Ingredienti per 4 persone

1 baguette croccante, 4 cucchiai di formaggio cremoso tipo Philadelphia, un mazzetto d’erba cipollina, 2 uova Naturelle Bio, 10 g di burro, 100 g di salmone affumicato, olio extravergine di oliva, sale e pepe.

Potete sostituire il salmone affumicato con del salmone marinato al limone e aneto oppure con della trota affumicata che troverete nel banco frigo del vostro supermercato.

2bis

Tagliate la baguette a fette. Ve ne serviranno 8. Ungete leggermente una piastra con dell’olio extravergine di oliva e tostate le fette di pane su entrambi i lati.

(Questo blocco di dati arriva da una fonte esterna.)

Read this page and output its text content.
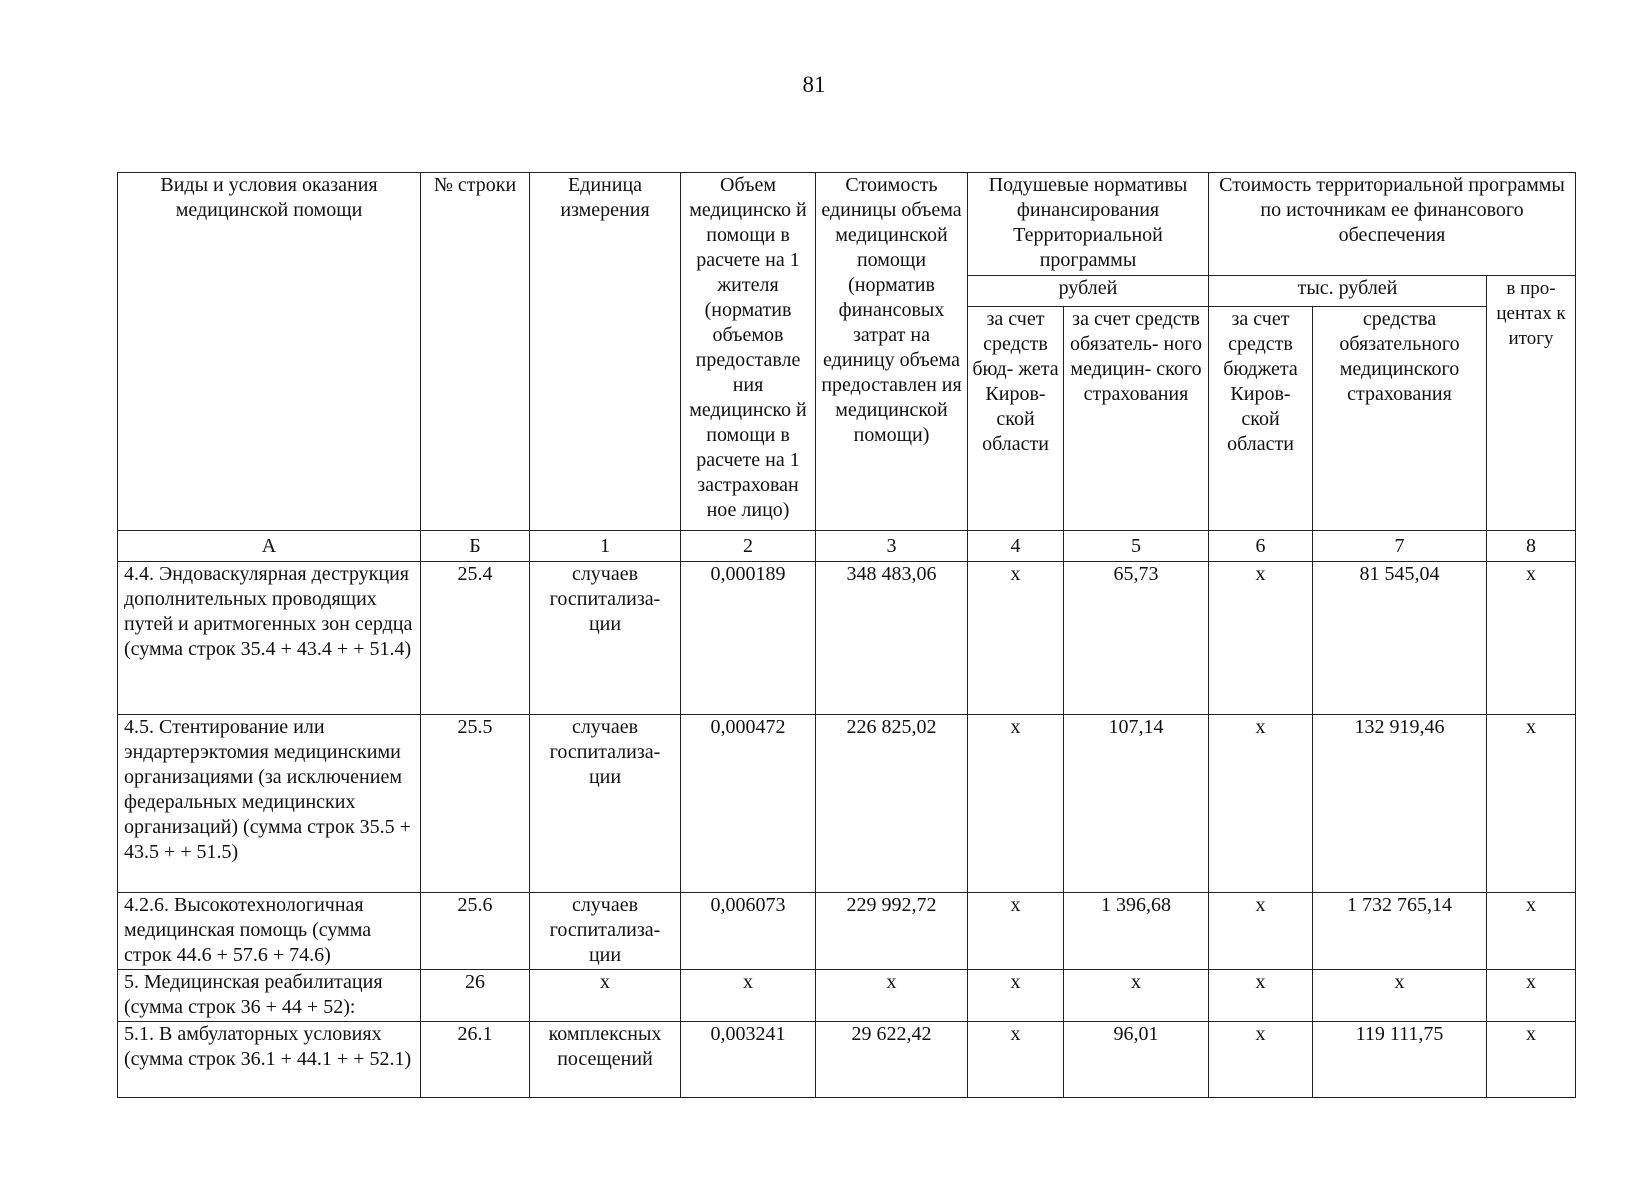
81
Виды и условия оказания медицинской помощи	№ строки	Единица измерения	Объем медицинско й помощи в расчете на 1 жителя (норматив объемов предоставле ния медицинско й помощи в расчете на 1 застрахован ное лицо)	Стоимость единицы объема медицинской помощи (норматив финансовых затрат на единицу объема предоставлен ия медицинской помощи)	Подушевые нормативы финансирования Территориальной программы		Стоимость территориальной программы по источникам ее финансового обеспечения		
					рублей		тыс. рублей		в про- центах к итогу
					за счет средств бюд- жета Киров- ской области	за счет средств обязатель- ного медицин- ского страхования	за счет средств бюджета Киров- ской области	средства обязательного медицинского страхования	
А	Б	1	2	3	4	5	6	7	8
4.4. Эндоваскулярная деструкция дополнительных проводящих путей и аритмогенных зон сердца (сумма строк 35.4 + 43.4 + + 51.4)	25.4	случаев госпитализа- ции	0,000189	348 483,06	х	65,73	х	81 545,04	х
4.5. Стентирование или эндартерэктомия медицинскими организациями (за исключением федеральных медицинских организаций) (сумма строк 35.5 + 43.5 + + 51.5)	25.5	случаев госпитализа- ции	0,000472	226 825,02	х	107,14	х	132 919,46	х
4.2.6. Высокотехнологичная медицинская помощь (сумма строк 44.6 + 57.6 + 74.6)	25.6	случаев госпитализа- ции	0,006073	229 992,72	х	1 396,68	х	1 732 765,14	х
5. Медицинская реабилитация (сумма строк 36 + 44 + 52):	26	х	х	х	х	х	х	х	х
5.1. В амбулаторных условиях (сумма строк 36.1 + 44.1 + + 52.1)	26.1	комплексных посещений	0,003241	29 622,42	х	96,01	х	119 111,75	х
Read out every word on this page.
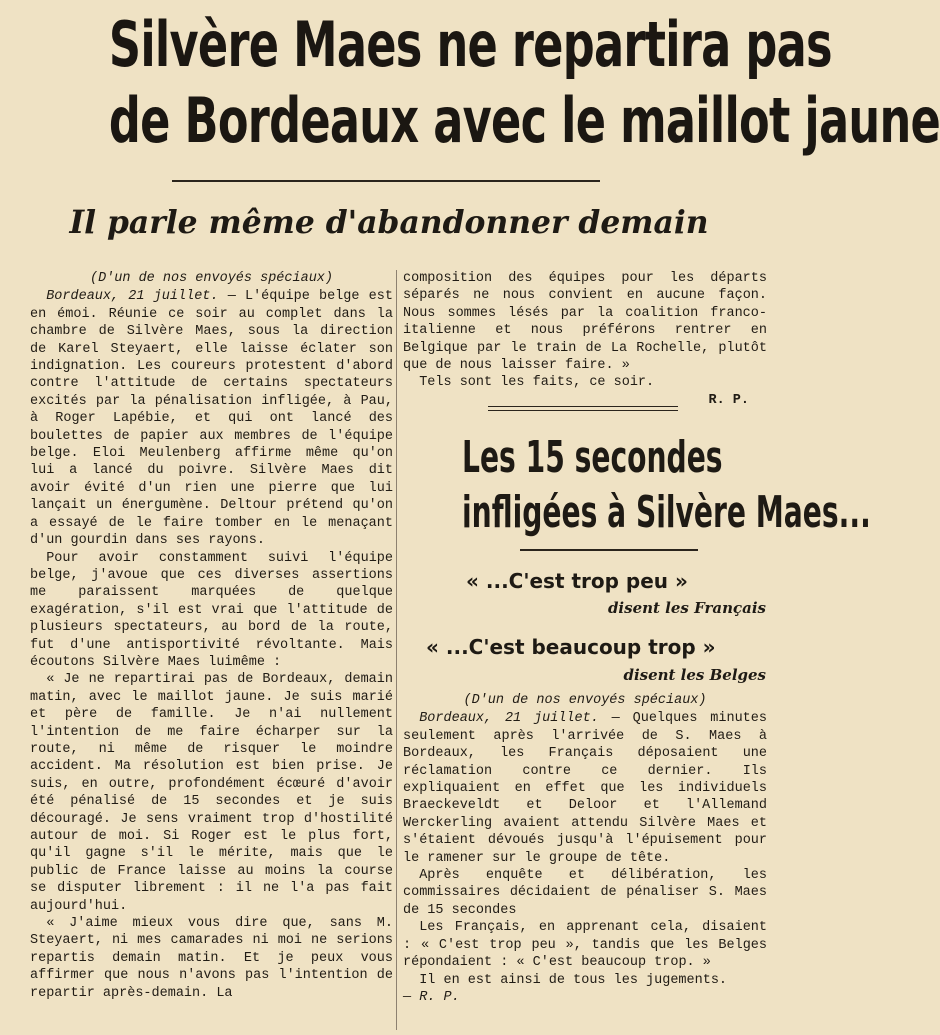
Silvère Maes ne repartira pas
de Bordeaux avec le maillot jaune
Il parle même d'abandonner demain
(D'un de nos envoyés spéciaux)

Bordeaux, 21 juillet. — L'équipe belge est en émoi. Réunie ce soir au complet dans la chambre de Silvère Maes, sous la direction de Karel Steyaert, elle laisse éclater son indignation. Les coureurs protestent d'abord contre l'attitude de certains spectateurs excités par la pénalisation infligée, à Pau, à Roger Lapébie, et qui ont lancé des boulettes de papier aux membres de l'équipe belge. Eloi Meulenberg affirme même qu'on lui a lancé du poivre. Silvère Maes dit avoir évité d'un rien une pierre que lui lançait un énergumène. Deltour prétend qu'on a essayé de le faire tomber en le menaçant d'un gourdin dans ses rayons.

Pour avoir constamment suivi l'équipe belge, j'avoue que ces diverses assertions me paraissent marquées de quelque exagération, s'il est vrai que l'attitude de plusieurs spectateurs, au bord de la route, fut d'une antisportivité révoltante. Mais écoutons Silvère Maes luimême :

« Je ne repartirai pas de Bordeaux, demain matin, avec le maillot jaune. Je suis marié et père de famille. Je n'ai nullement l'intention de me faire écharper sur la route, ni même de risquer le moindre accident. Ma résolution est bien prise. Je suis, en outre, profondément écœuré d'avoir été pénalisé de 15 secondes et je suis découragé. Je sens vraiment trop d'hostilité autour de moi. Si Roger est le plus fort, qu'il gagne s'il le mérite, mais que le public de France laisse au moins la course se disputer librement : il ne l'a pas fait aujourd'hui.

« J'aime mieux vous dire que, sans M. Steyaert, ni mes camarades ni moi ne serions repartis demain matin. Et je peux vous affirmer que nous n'avons pas l'intention de repartir après-demain. La

composition des équipes pour les départs séparés ne nous convient en aucune façon. Nous sommes lésés par la coalition franco-italienne et nous préférons rentrer en Belgique par le train de La Rochelle, plutôt que de nous laisser faire. »

Tels sont les faits, ce soir.

R. P.
Les 15 secondes
infligées à Silvère Maes...
« ...C'est trop peu »
disent les Français
« ...C'est beaucoup trop »
disent les Belges
(D'un de nos envoyés spéciaux)

Bordeaux, 21 juillet. — Quelques minutes seulement après l'arrivée de S. Maes à Bordeaux, les Français déposaient une réclamation contre ce dernier. Ils expliquaient en effet que les individuels Braeckeveldt et Deloor et l'Allemand Werckerling avaient attendu Silvère Maes et s'étaient dévoués jusqu'à l'épuisement pour le ramener sur le groupe de tête.

Après enquête et délibération, les commissaires décidaient de pénaliser S. Maes de 15 secondes

Les Français, en apprenant cela, disaient : « C'est trop peu », tandis que les Belges répondaient : « C'est beaucoup trop. »

Il en est ainsi de tous les jugements.

— R. P.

Nel frattempo, tritate dell’erba cipollina e mescolatela al formaggio cremoso.  In una ciotola, sbattete le uova assieme a un pizzico di sale e pepe, scaldate il burro in un pentolino e versatevi le uova. Con l’aiuto di una spatola o di un mestolo, strapazzate le uova.

Spalmate la crema di formaggio ed erba cipollina sui crostoni croccanti. Suddividete le uova strapazzate su ogni crostone. Terminate con un po’ di striscioline di salmone affumicato. Decorate con alcuni fili d’erba cipollina e servite i crostoni con una fresca insalata.